02.12.2010
Neues zur Winterreifenpflicht

Der Bundesrat hat am vergangenen Freitag einem vom Bundesverkehrs-Ministerium vorgelegten Entwurf zur Änderung der Straßenverkehrsordnung zugestimmt. Anders als bisher können danach Verstöße gegen die Winterreifenpflicht mit einem Bußgeld sowie einer Eintragung im Verkehrszentralregister geahndet werden. Die Änderung wird mit der Veröffentlichung im Bundesgesetzblatt wirksam. Damit ist in Kürze zu rechnen.

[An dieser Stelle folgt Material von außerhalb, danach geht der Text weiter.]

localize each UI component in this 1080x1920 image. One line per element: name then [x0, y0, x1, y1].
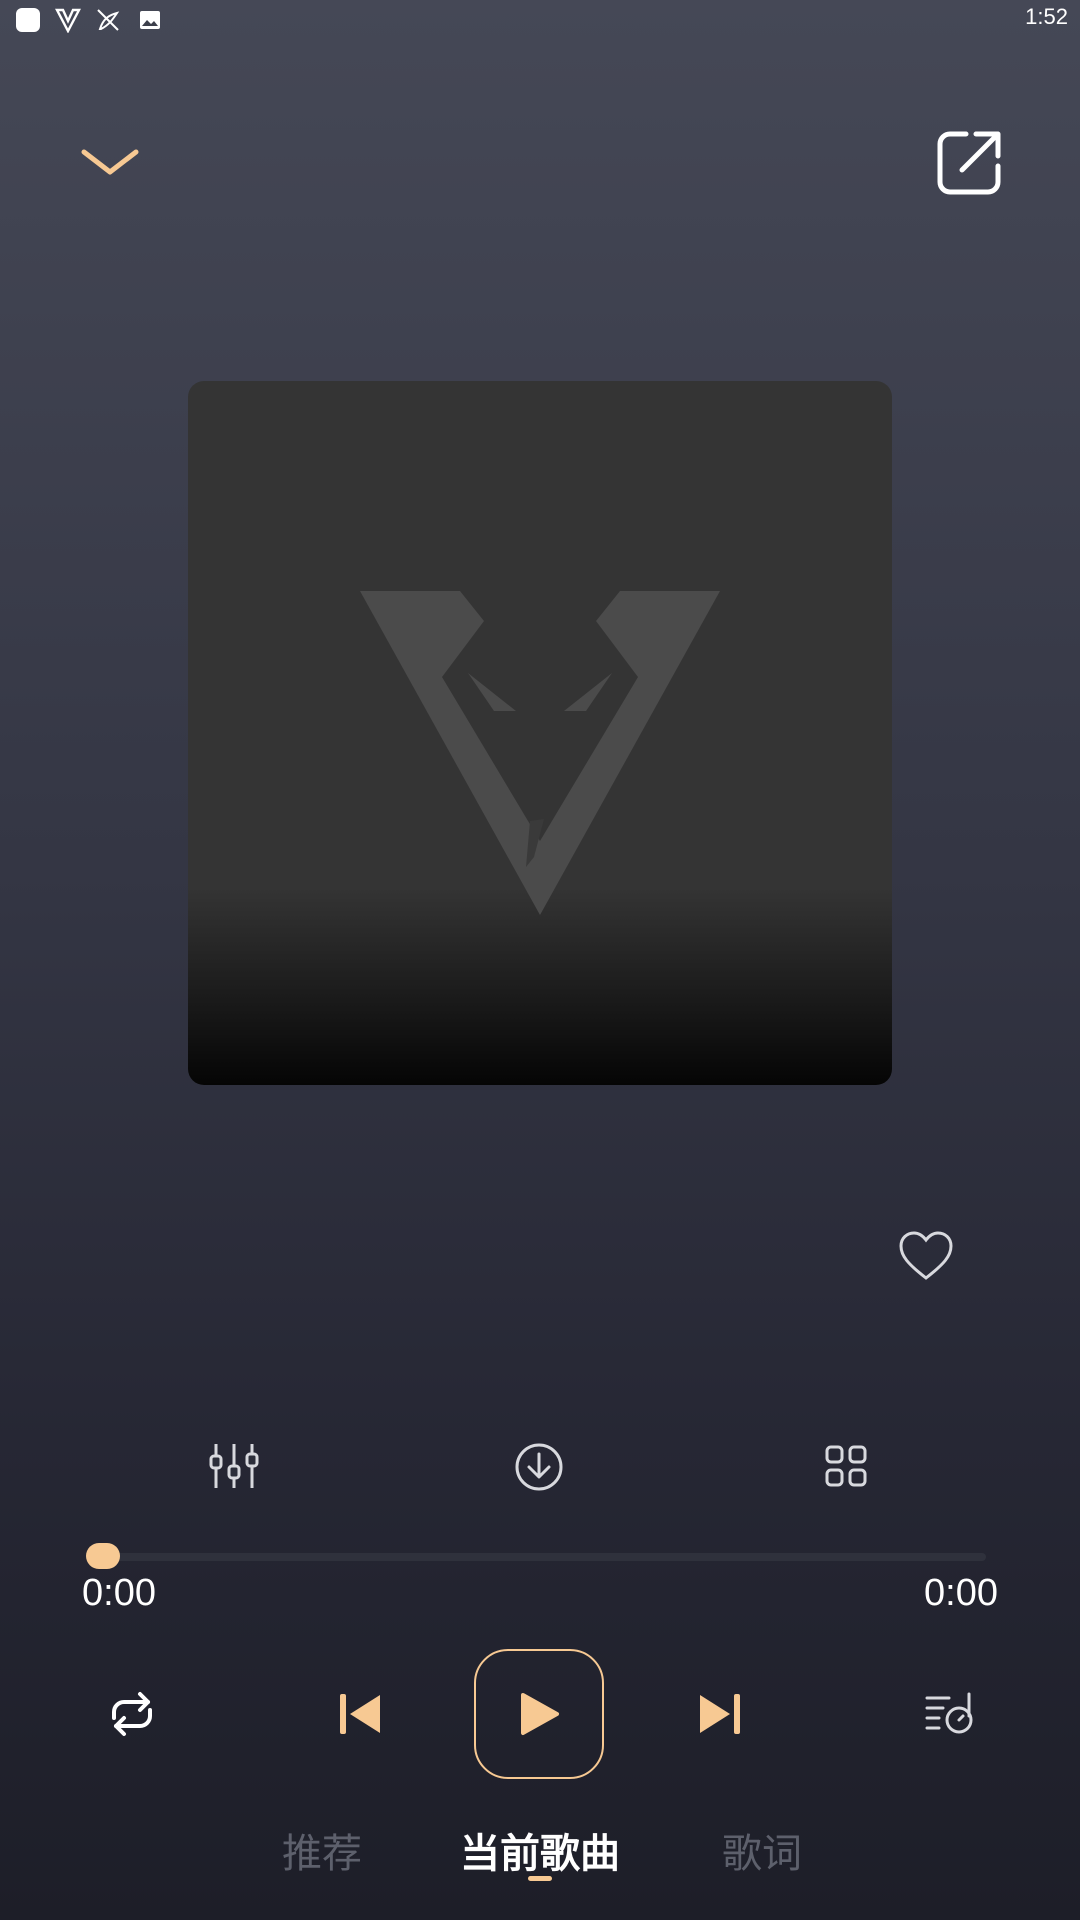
play-icon — [521, 1693, 559, 1735]
repeat-button[interactable] — [98, 1680, 166, 1748]
playlist-music-icon — [925, 1692, 973, 1734]
tab-indicator — [528, 1876, 552, 1881]
image-icon — [136, 6, 164, 34]
heart-outline-icon — [899, 1231, 953, 1280]
album-art — [188, 381, 892, 1085]
bird-off-icon — [94, 6, 122, 34]
current-time: 0:00 — [82, 1572, 156, 1614]
progress-track[interactable] — [86, 1553, 986, 1561]
repeat-icon — [112, 1692, 152, 1736]
play-button[interactable] — [474, 1649, 604, 1779]
equalizer-sliders-icon — [209, 1444, 259, 1488]
download-button[interactable] — [508, 1436, 570, 1498]
status-bar: 1:52 — [0, 0, 1080, 40]
download-circle-icon — [515, 1443, 563, 1491]
chevron-down-icon — [81, 149, 139, 175]
grid-four-icon — [825, 1445, 867, 1487]
progress-thumb[interactable] — [86, 1543, 120, 1569]
tab-lyrics[interactable]: 歌词 — [722, 1820, 802, 1880]
tab-recommend[interactable]: 推荐 — [282, 1820, 362, 1880]
total-time: 0:00 — [924, 1572, 998, 1614]
status-time: 1:52 — [1025, 4, 1068, 29]
next-button[interactable] — [690, 1684, 750, 1744]
share-button[interactable] — [930, 122, 1010, 202]
skip-previous-icon — [340, 1694, 380, 1734]
favorite-button[interactable] — [894, 1224, 958, 1288]
playlist-button[interactable] — [918, 1682, 982, 1746]
equalizer-button[interactable] — [204, 1436, 264, 1496]
app-square-icon — [14, 6, 42, 34]
v-logo-icon — [54, 6, 82, 34]
skip-next-icon — [700, 1694, 740, 1734]
previous-button[interactable] — [330, 1684, 390, 1744]
collapse-button[interactable] — [70, 130, 150, 194]
more-button[interactable] — [816, 1436, 876, 1496]
share-external-icon — [937, 131, 1001, 195]
viper-v-logo-icon — [360, 591, 720, 915]
tab-current-song[interactable]: 当前歌曲 — [460, 1820, 620, 1880]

Deutschlands Autofahrer wurden erstmals Ende 2005 mit einer Winterreifenpflicht konfrontiert. Gemäß § 2 Absatz 3a StVO sind Autofahrer seitdem dazu verpflichtet, die Ausrüstung ihres Fahrzeugs den Witterungsverhältnissen anzupassen und insbesondere eine geeignete Bereifung zu benutzen.
Zu schwammig
Doch diese Formulierung war dem Oberlandesgericht Oldenburg zu schwammig. Mit Beschluss vom 9.7.2010 bescheinigten die Richter dem Gesetzgeber, nicht sorgfältig genug gearbeitet zu haben. Das Gericht sprach daher einen Autofahrer frei, der mit Sommerreifen auf Glatteis ins Rutschen gekommen und in eine Schaufensterscheibe geschliddert war (VersicherungsJournal 20.7.2010).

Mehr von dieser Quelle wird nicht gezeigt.